The first studies I saw where these calculations were made were primarily focused on reparations as restitution for the damages of slavery, and those were frequently calculated by treating enslaved people as producing unpaid labor. An attempt was made to calculate what the amount of pay would have been received had they been free labor. The way that was typically done was to look at what the wage rate was for free labor, and then assign that wage rate to the corresponding amount of time that enslaved labor had to surrender to the slaveholders.

At around the same time, there were also people who were trying to estimate loss in wages Black Americans have experienced as a consequence of discrimination in labor markets. And then I introduced another procedure, which was to say, let’s consider what the present value is of the 40-acre land grants that were never actually distributed—or when they were distributed, they were taken back and restored to the former slaveholders. That’s another route to coming up with a calculation.

But I’ve come to settle increasingly on thinking about what would be required to eliminate America’s racial wealth gap.

Why did you shift to that?

Because I think what we must be looking at are the cumulative effects of America’s racial history of injustice on currently living Black American descendants of slaves. And I think that that cumulative effect is captured best financially by the immense differential in wealth that’s held by Black and white Americans. The average differential for Black and white households is approximately $800,000. So that’s the gap that I think needs to be bridged and is probably best bridged by a reparations program.

Warren and Sanders have approached addressing the racial wealth gap by essentially saying, “We need to restructure how society works.” But they don’t explicitly say reparations are the way to close that gap.

It’s absolutely true that we need to make structural changes in America. I don’t see that as mutually exclusive from a reparations program. But I will say this: All of the policies that they have advanced, taken separately or taken collectively, will not close the racial wealth gap. In fact, at best it will take us one-third of the way towards closing the racial wealth gap.

Why wouldn’t they take us all the way to closing the racial wealth gap?

Because I’ve run the numbers and they won’t [laughs].

After these two debates, the field onstage is going to shrink. Do you think this issue of reparations will continue to come up going forward?

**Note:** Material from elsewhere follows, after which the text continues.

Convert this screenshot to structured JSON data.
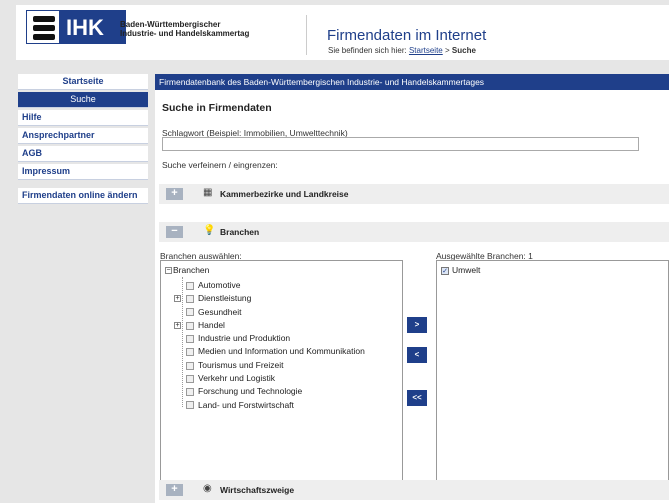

It will be a consequence of efforts of folks within the Black community to continue to promote a Black agenda, which would be inclusive of reparations. If the field narrows with candidates who have not made such a commitment or have been somewhat wishy-washy about it, the question remains: What kind of pressure will they receive from the Black American constituency to pay attention to this issue? I’m hopeful that that pressure will continue to be applied but I don’t know what will actually happen.